Premisas para armar el modelo de negocios

Premisas para armar el modelo de negocios

de MICHAEL ESTEBAN CHINACALLE QUISHPE -
Número de respuestas: 1

De las premisas necesarias para armar un modelo de negocio, considero que la que agrega más valor es la comprensión profunda del segmento de clientes. Conocer quiénes son los usuarios, qué necesidades priorizan, cómo se comportan y qué factores influyen en sus decisiones permite construir una propuesta de valor realmente relevante. La literatura científica demuestra que los modelos de emprendimiento basados en la experimentación, como Customer Development, parten precisamente de validar hipótesis con clientes reales para disminuir la incertidumbre y evitar diseñar soluciones desconectadas del mercado (Blank & Dorf, 2012). Asimismo, frameworks como el Business Model Canvas resaltan que todas las demás áreas —canales, relaciones, actividades clave y estructura de costos— se articulan alrededor del cliente (Osterwalder & Pigneur, 2010). Por ello, comprender al cliente no solo orienta el diseño del modelo de negocio, sino que incrementa la probabilidad de generar valor sostenible y competitivo.

Referencias

Blank, S., & Dorf, B. (2012). The Startup Owner’s Manual. K&S Ranch.
Osterwalder, A., & Pigneur, Y. (2010). Business Model Generation. Wiley.

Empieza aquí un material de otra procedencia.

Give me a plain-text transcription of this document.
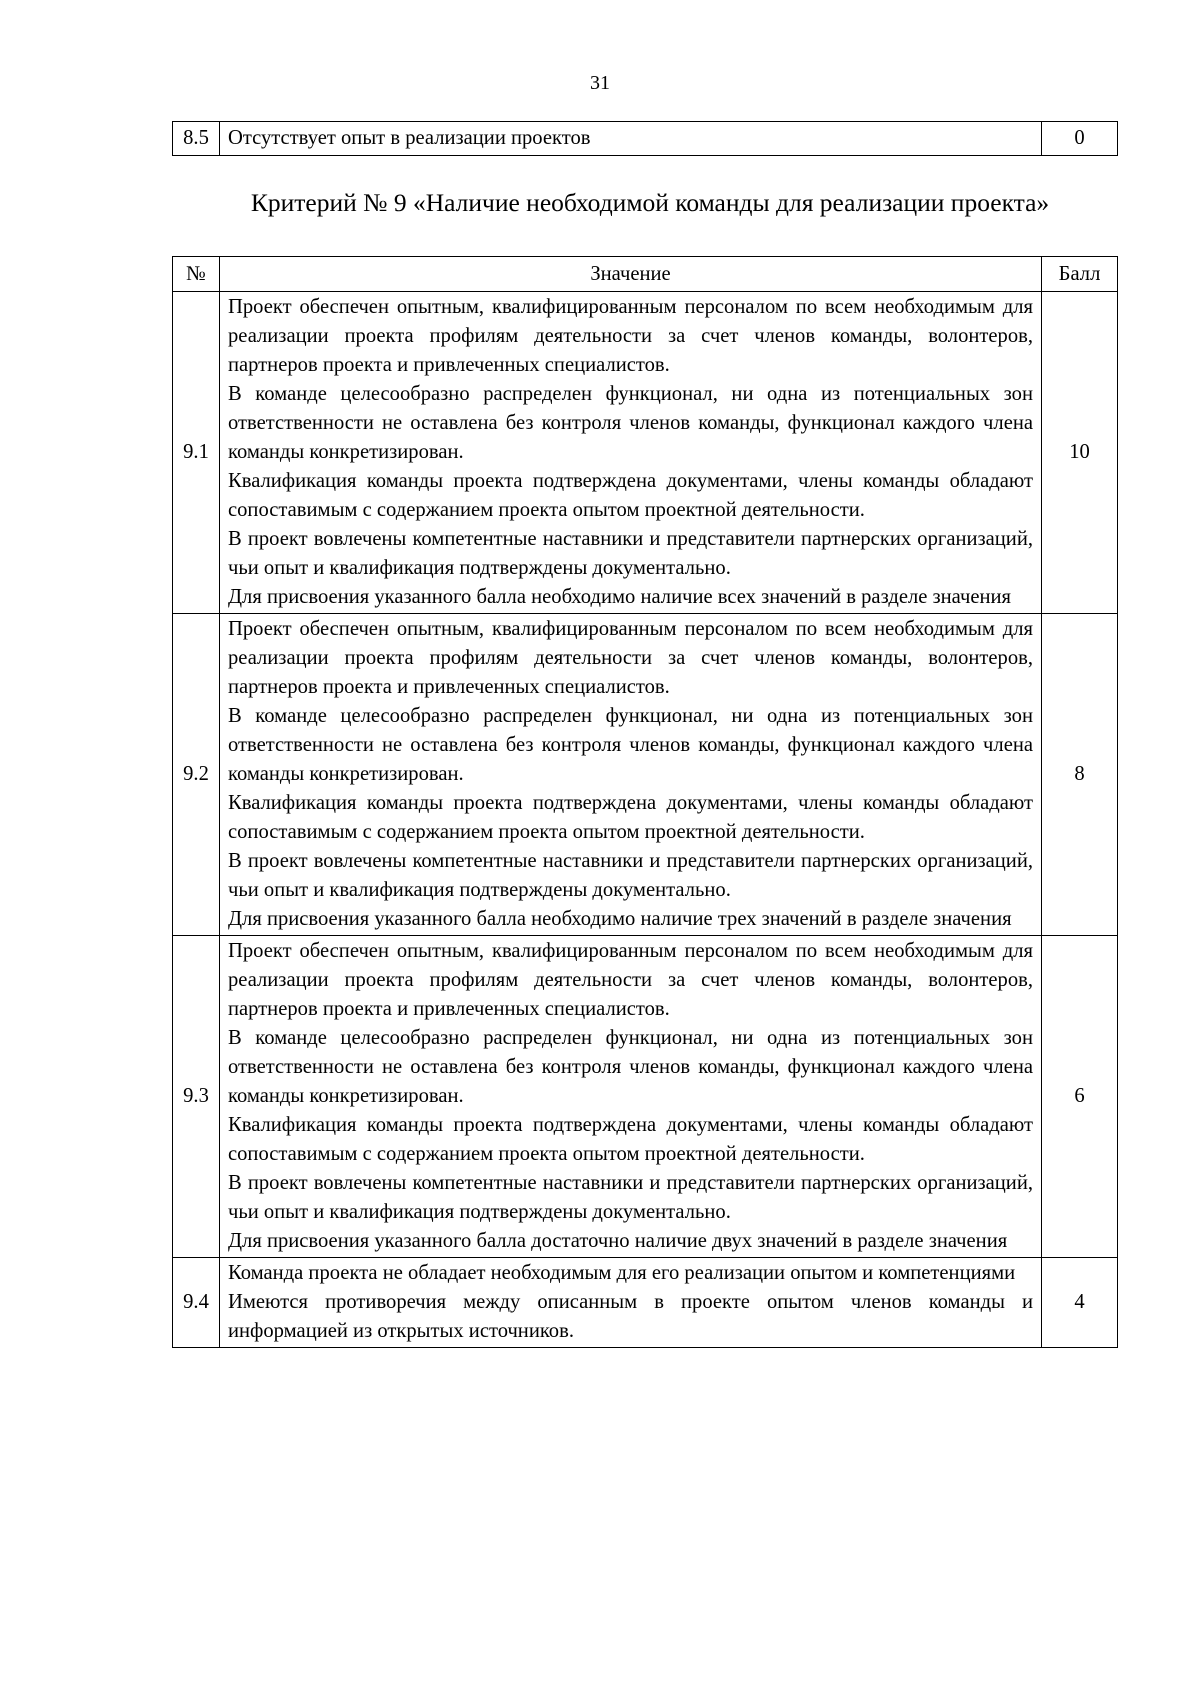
31
8.5	Отсутствует опыт в реализации проектов	0
Критерий № 9 «Наличие необходимой команды для реализации проекта»
№	Значение	Балл
9.1	Проект обеспечен опытным, квалифицированным персоналом по всем необходимым для реализации проекта профилям деятельности за счет членов команды, волонтеров, партнеров проекта и привлеченных специалистов.

В команде целесообразно распределен функционал, ни одна из потенциальных зон ответственности не оставлена без контроля членов команды, функционал каждого члена команды конкретизирован.

Квалификация команды проекта подтверждена документами, члены команды обладают сопоставимым с содержанием проекта опытом проектной деятельности.

В проект вовлечены компетентные наставники и представители партнерских организаций, чьи опыт и квалификация подтверждены документально.

Для присвоения указанного балла необходимо наличие всех значений в разделе значения	10
9.2	Проект обеспечен опытным, квалифицированным персоналом по всем необходимым для реализации проекта профилям деятельности за счет членов команды, волонтеров, партнеров проекта и привлеченных специалистов.

В команде целесообразно распределен функционал, ни одна из потенциальных зон ответственности не оставлена без контроля членов команды, функционал каждого члена команды конкретизирован.

Квалификация команды проекта подтверждена документами, члены команды обладают сопоставимым с содержанием проекта опытом проектной деятельности.

В проект вовлечены компетентные наставники и представители партнерских организаций, чьи опыт и квалификация подтверждены документально.

Для присвоения указанного балла необходимо наличие трех значений в разделе значения	8
9.3	Проект обеспечен опытным, квалифицированным персоналом по всем необходимым для реализации проекта профилям деятельности за счет членов команды, волонтеров, партнеров проекта и привлеченных специалистов.

В команде целесообразно распределен функционал, ни одна из потенциальных зон ответственности не оставлена без контроля членов команды, функционал каждого члена команды конкретизирован.

Квалификация команды проекта подтверждена документами, члены команды обладают сопоставимым с содержанием проекта опытом проектной деятельности.

В проект вовлечены компетентные наставники и представители партнерских организаций, чьи опыт и квалификация подтверждены документально.

Для присвоения указанного балла достаточно наличие двух значений в разделе значения	6
9.4	Команда проекта не обладает необходимым для его реализации опытом и компетенциями

Имеются противоречия между описанным в проекте опытом членов команды и информацией из открытых источников.	4
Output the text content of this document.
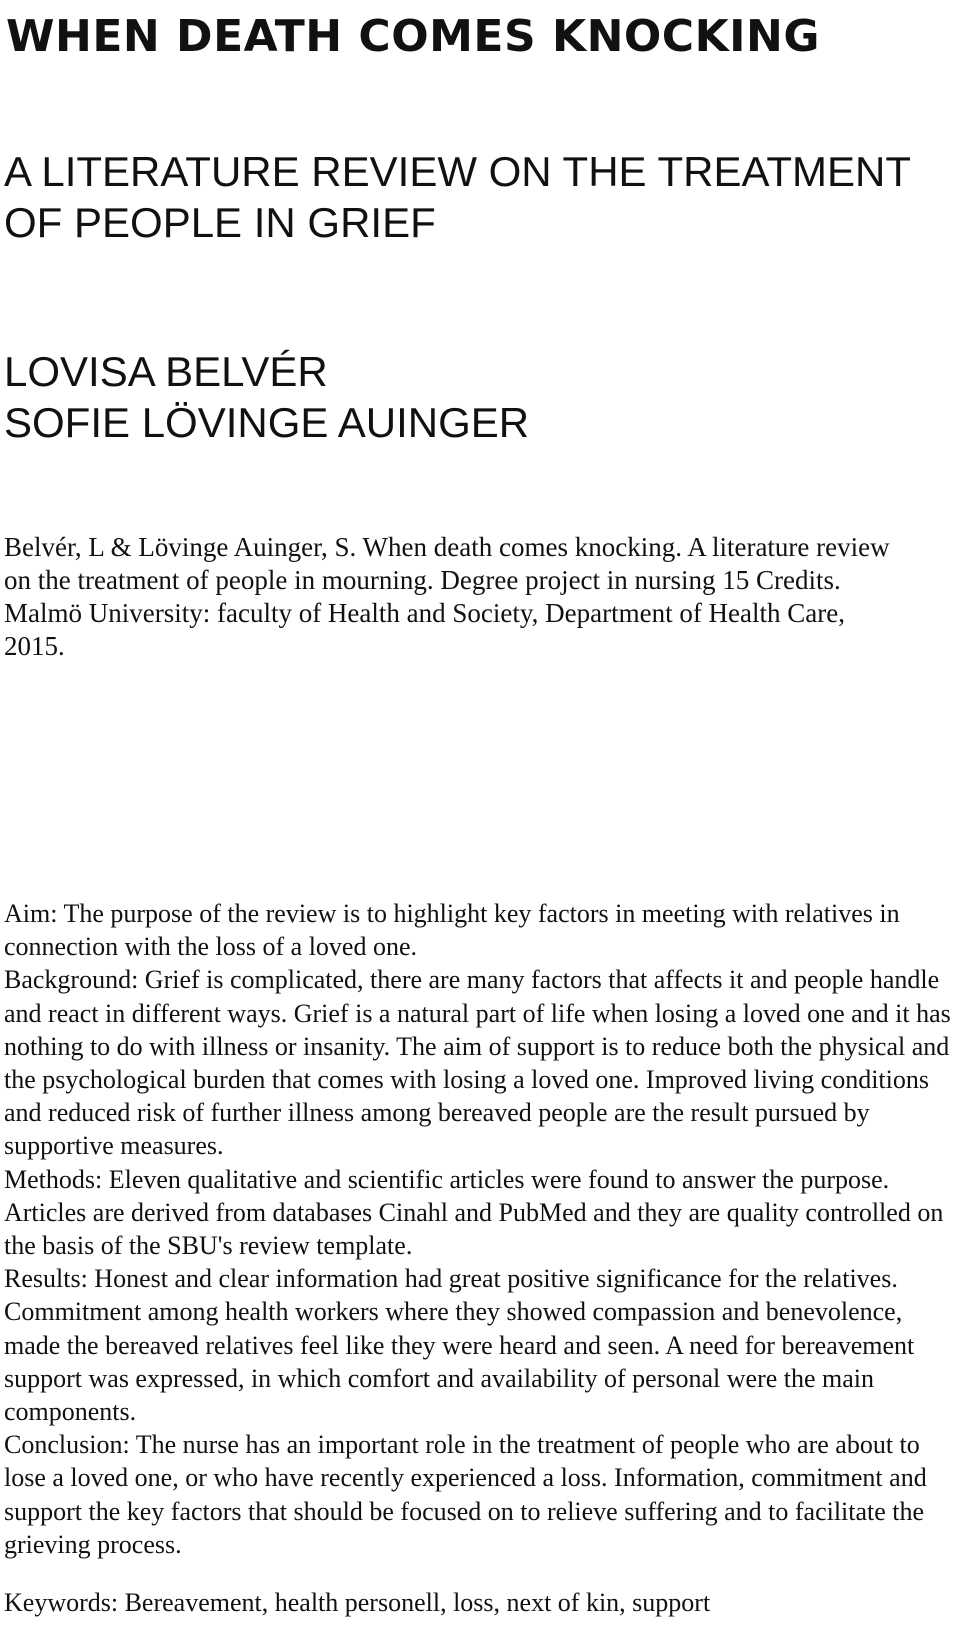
WHEN DEATH COMES KNOCKING
A LITERATURE REVIEW ON THE TREATMENT OF PEOPLE IN GRIEF
LOVISA BELVÉR
SOFIE LÖVINGE AUINGER

Belvér, L & Lövinge Auinger, S. When death comes knocking. A literature review on the treatment of people in mourning. Degree project in nursing 15 Credits. Malmö University: faculty of Health and Society, Department of Health Care, 2015.

Aim: The purpose of the review is to highlight key factors in meeting with relatives in connection with the loss of a loved one.

Background: Grief is complicated, there are many factors that affects it and people handle and react in different ways. Grief is a natural part of life when losing a loved one and it has nothing to do with illness or insanity. The aim of support is to reduce both the physical and the psychological burden that comes with losing a loved one. Improved living conditions and reduced risk of further illness among bereaved people are the result pursued by supportive measures.

Methods: Eleven qualitative and scientific articles were found to answer the purpose. Articles are derived from databases Cinahl and PubMed and they are quality controlled on the basis of the SBU's review template.

Results: Honest and clear information had great positive significance for the relatives. Commitment among health workers where they showed compassion and benevolence, made the bereaved relatives feel like they were heard and seen. A need for bereavement support was expressed, in which comfort and availability of personal were the main components.

Conclusion: The nurse has an important role in the treatment of people who are about to lose a loved one, or who have recently experienced a loss. Information, commitment and support the key factors that should be focused on to relieve suffering and to facilitate the grieving process.

Keywords: Bereavement, health personell, loss, next of kin, support
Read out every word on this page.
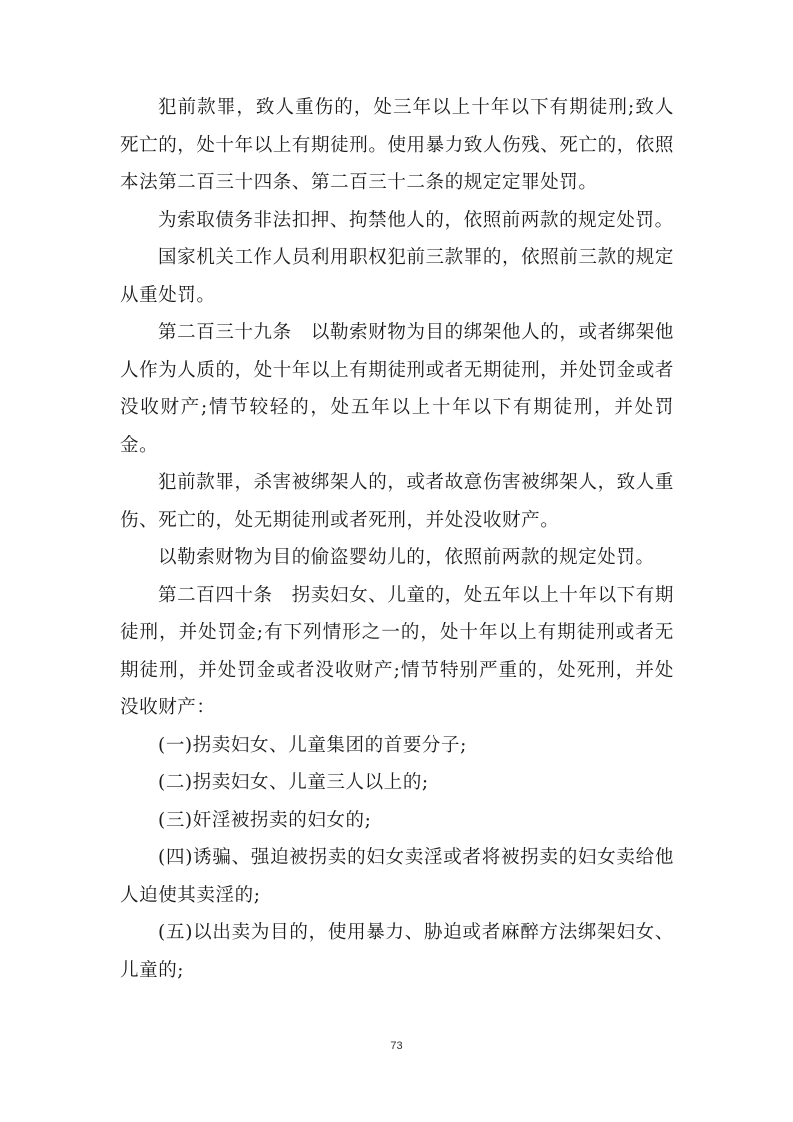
犯前款罪，致人重伤的，处三年以上十年以下有期徒刑;致人死亡的，处十年以上有期徒刑。使用暴力致人伤残、死亡的，依照本法第二百三十四条、第二百三十二条的规定定罪处罚。

为索取债务非法扣押、拘禁他人的，依照前两款的规定处罚。

国家机关工作人员利用职权犯前三款罪的，依照前三款的规定从重处罚。

第二百三十九条　以勒索财物为目的绑架他人的，或者绑架他人作为人质的，处十年以上有期徒刑或者无期徒刑，并处罚金或者没收财产;情节较轻的，处五年以上十年以下有期徒刑，并处罚金。

犯前款罪，杀害被绑架人的，或者故意伤害被绑架人，致人重伤、死亡的，处无期徒刑或者死刑，并处没收财产。

以勒索财物为目的偷盗婴幼儿的，依照前两款的规定处罚。

第二百四十条　拐卖妇女、儿童的，处五年以上十年以下有期徒刑，并处罚金;有下列情形之一的，处十年以上有期徒刑或者无期徒刑，并处罚金或者没收财产;情节特别严重的，处死刑，并处没收财产：

(一)拐卖妇女、儿童集团的首要分子;

(二)拐卖妇女、儿童三人以上的;

(三)奸淫被拐卖的妇女的;

(四)诱骗、强迫被拐卖的妇女卖淫或者将被拐卖的妇女卖给他人迫使其卖淫的;

(五)以出卖为目的，使用暴力、胁迫或者麻醉方法绑架妇女、儿童的;

73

En respuesta a MICHAEL ESTEBAN CHINACALLE QUISHPE

Re: Premisas para armar el modelo de negocios

de ISAAC WLADIMIR CAZCO LUNA -
Tu análisis sobre la importancia del segmento de clientes es muy sólido, especialmente al destacar cómo frameworks como Customer Development y Business Model Canvas colocan al cliente en el centro del diseño del modelo de negocio. Me gustaría complementar tu planteamiento desde una perspectiva sistémica: aunque comprender al cliente es esencial, su verdadero impacto estratégico se materializa cuando esa comprensión se traduce en una propuesta de valor diferenciada y coherente con las actividades internas de la empresa.
Investigaciones de Zott y Amit (2009) muestran que un modelo de negocio genera valor cuando existe alineación entre lo que el cliente necesita y la arquitectura de actividades que la organización configura para atenderlo. Es decir, conocer al cliente es el punto de partida, pero es la integración entre segmentación, propuesta de valor y actividad sistémica lo que determina la capacidad real de crear y capturar valor.
En ese sentido, tu aporte es clave, y abre la puerta a reflexionar cómo esa comprensión profunda del cliente debe integrarse con el diseño operativo y estratégico del negocio.